Ancak zihni gözlemek, düşüncelerine yön vermek insanın elindedir. Her ne kadar bilim insanları “bilinç” hakkında çok az keşif yapabildiklerinin farkında olsalar da, eski filozof ve mistiklerin hissiyatları ile söyledikleri bazı ipuçlarını verebiliyor.

“Uyan. Düşüncelerinin gözlemcisi ol. Sen gözlediğin değil gözleyensin.”

O zaman burada zihin kendini gözleyebilir mi? sorusu sorulabilir. Mesela uyumayı çok istediğimiz halde sürekli akıp giden ve durduramadığımız düşüncelerimiz yüzünden uyuyamadığımız olur. Eğer zihin kendi üzerinde kontrol sahibi olsa bu durumun olmaması gerekir. Eskilerin söylediği: eğer kendi zihnimizi gözleyebiliyorsak öyleyse biz zihnimiz değiliz. Yani gözleyenin öz varlığımız yada ruh varlığımız olması gerekir.
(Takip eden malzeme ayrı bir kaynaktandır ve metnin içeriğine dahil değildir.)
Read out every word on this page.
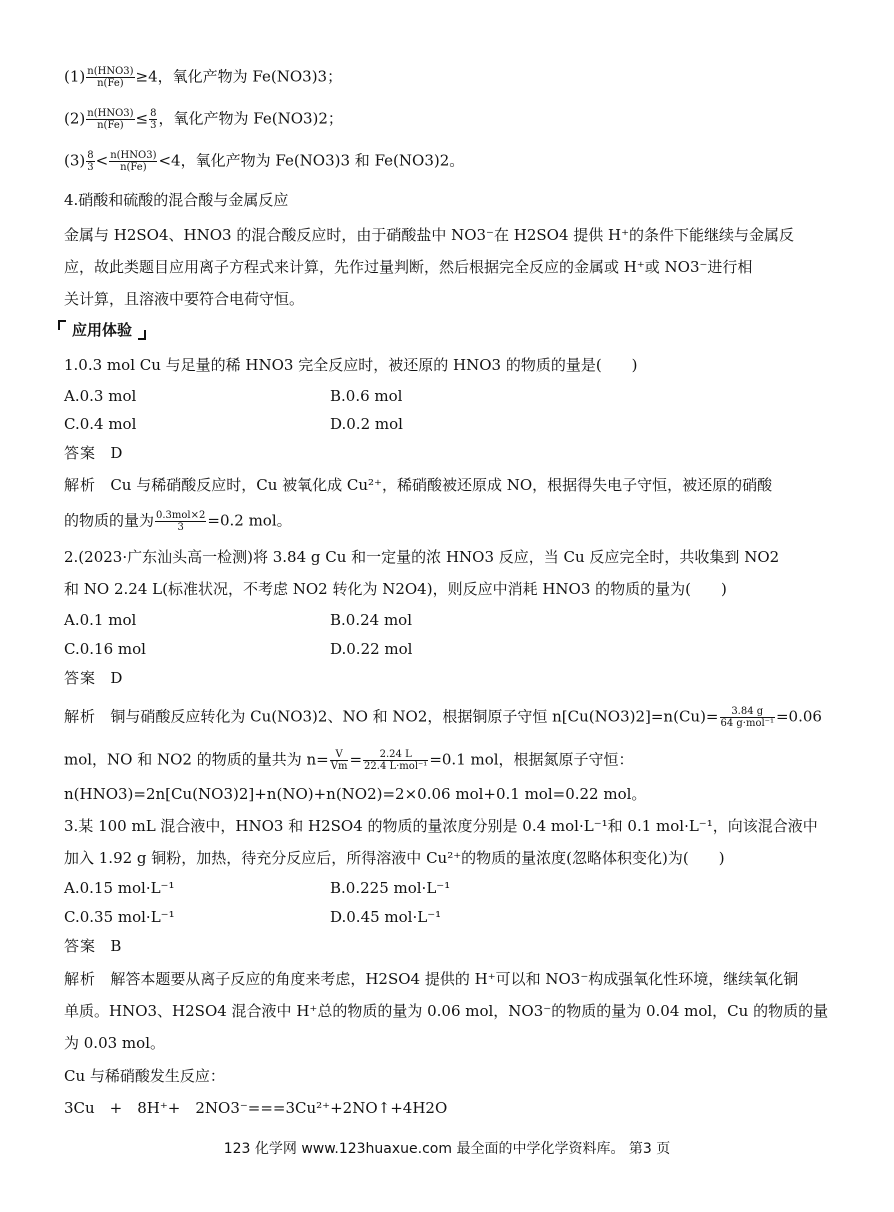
$(1) \frac{\text{n(HNO3)}}{n(Fe)} \ge 4$，氧化产物为 Fe(NO3)3；
$(2) \frac{\text{n(HNO3)}}{n(Fe)} \le \frac{8}{3}$ ，氧化产物为 Fe(NO3)2；
$(3) \frac{8}{3} < \frac{\text{n(HNO3)}}{n(Fe)} <4$，氧化产物为 Fe(NO3)3 和 Fe(NO3)2。
4.硝酸和硫酸的混合酸与金属反应
金属与 H2SO4、HNO3 的混合酸反应时，由于硝酸盐中 NO3⁻在 H2SO4 提供 H⁺的条件下能继续与金属反
应，故此类题目应用离子方程式来计算，先作过量判断，然后根据完全反应的金属或 H⁺或 NO3⁻进行相
关计算，且溶液中要符合电荷守恒。
应用体验
1.0.3 mol Cu 与足量的稀 HNO3 完全反应时，被还原的 HNO3 的物质的量是(　　)
A.0.3 mol	B.0.6 mol
C.0.4 mol	D.0.2 mol
答案 D
解析 Cu 与稀硝酸反应时，Cu 被氧化成 Cu²⁺，稀硝酸被还原成 NO，根据得失电子守恒，被还原的硝酸
的物质的量为 $\frac{\text{0.3mol×2}}{3} =0.2$ mol。
2.(2023·广东汕头高一检测)将 3.84 g Cu 和一定量的浓 HNO3 反应，当 Cu 反应完全时，共收集到 NO2
和 NO 2.24 L(标准状况，不考虑 NO2 转化为 N2O4)，则反应中消耗 HNO3 的物质的量为(　　)
A.0.1 mol	B.0.24 mol
C.0.16 mol	D.0.22 mol
答案 D
解析 铜与硝酸反应转化为 Cu(NO3)2、NO 和 NO2，根据铜原子守恒 $n[Cu(NO3)2]=n(Cu)= \frac{3.84 g}{\text{64 g·mol⁻¹}} =0.06$
mol，NO 和 NO2 的物质的量共为 $n= \frac{V}{Vm} = \frac{2.24 L}{\text{22.4 L·mol⁻¹}} =0.1$ mol，根据氮原子守恒：
n(HNO3)=2n[Cu(NO3)2]+n(NO)+n(NO2)=2×0.06 mol+0.1 mol=0.22 mol。
3.某 100 mL 混合液中，HNO3 和 H2SO4 的物质的量浓度分别是 0.4 mol·L⁻¹和 0.1 mol·L⁻¹，向该混合液中
加入 1.92 g 铜粉，加热，待充分反应后，所得溶液中 Cu²⁺的物质的量浓度(忽略体积变化)为(　　)
A.0.15 mol·L⁻¹	B.0.225 mol·L⁻¹
C.0.35 mol·L⁻¹	D.0.45 mol·L⁻¹
答案 B
解析 解答本题要从离子反应的角度来考虑，H2SO4 提供的 H⁺可以和 NO3⁻构成强氧化性环境，继续氧化铜
单质。HNO3、H2SO4 混合液中 H⁺总的物质的量为 0.06 mol，NO3⁻的物质的量为 0.04 mol，Cu 的物质的量
为 0.03 mol。
Cu 与稀硝酸发生反应：
3Cu　+　8H⁺+　2NO3⁻===3Cu²⁺+2NO↑+4H2O
123 化学网 www.123huaxue.com 最全面的中学化学资料库。 第3 页
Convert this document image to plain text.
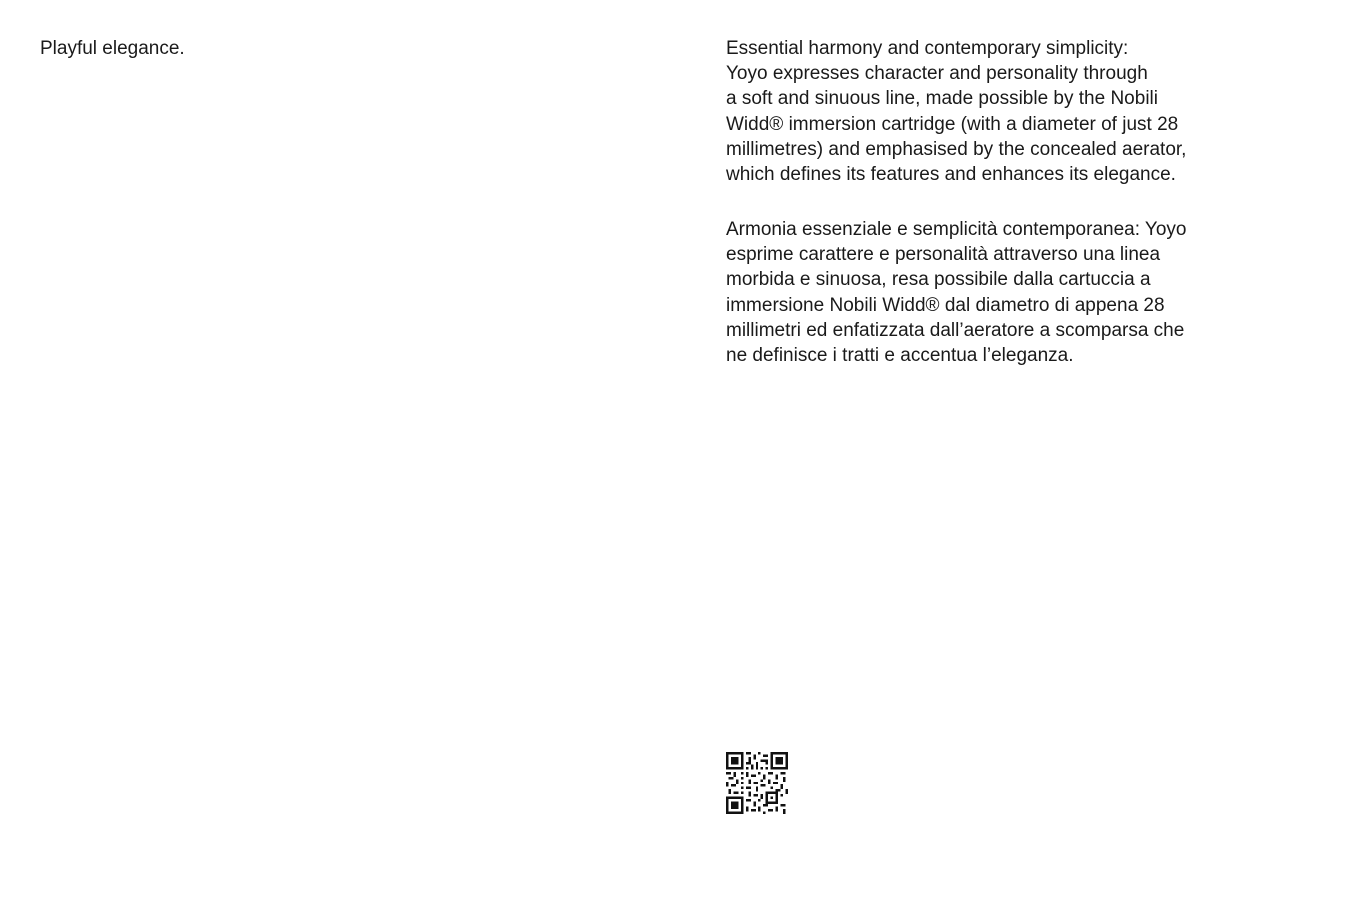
Playful elegance.	Essential harmony and contemporary simplicity:
Yoyo expresses character and personality through
a soft and sinuous line, made possible by the Nobili
Widd® immersion cartridge (with a diameter of just 28
millimetres) and emphasised by the concealed aerator,
which defines its features and enhances its elegance.

Armonia essenziale e semplicità contemporanea: Yoyo
esprime carattere e personalità attraverso una linea
morbida e sinuosa, resa possibile dalla cartuccia a
immersione Nobili Widd® dal diametro di appena 28
millimetri ed enfatizzata dall’aeratore a scomparsa che
ne definisce i tratti e accentua l’eleganza.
Bu sözde özellikle “uyan” denmiş, çünkü tüm kendini bilme okullarında da temel olan, kendini gözleyebilme becerisine kademe kademe erişmektir. Bu da uyanma demektir. Yani mesela insan %90 otomatikse buna kısaca uykuda diyebiliriz. Otomatizmanın %70, %50 şeklinde azalmaya başlaması nispeten uyanmadır.

İnsan uyanmaya devam ettikçe düşünce ve yargılarının ne derece otomatik olduğunu daha iyi görmeye başlar ve mantık yoluyla zihnine düzen getirmeye başlar. Düşüncelerini gözleme becerisi ve buna harcadığı zaman gittikçe artar. Gözlediği zihninden başka biri olduğunu, bir öz varlığı olduğunu daha çok sezmeye başlar.

“Bilen kişi, tüm fikirlerin üstesinden gelen ve onlardan kurtulandır”

Çoğu düşüncemiz ve fikrimiz, kısmen kalıplaşmış zihnimizin ürünüdür. Üzerinde hayalgücü ile düşünmeden, yeterince bilgimiz olmadan fikir üretiriz. Burada bahsedilen bu tür fikirlerdir. Fikirlerle hakikatleri ayırabilmek gerekir. Mesela yaşamak için yemek yemeliyiz fikrindeyim şeklinde fikir olmaz çünkü bu zaten bilimsel bir gerçektir. Bilimde fiziksel olarak ıspatlanamayan veya felsefe ve psikolojide zekice oluşturulmuş teori ve doktrinler de sadece basit fikirler değildir. Sözde tanımlanan “bilen kişi” yeterli bilgi sahibi olmadan, araştırmadan fikir sahibi olan insanların bu fazlalıklarından kurtularak zihinlerini arındırmış halleridir.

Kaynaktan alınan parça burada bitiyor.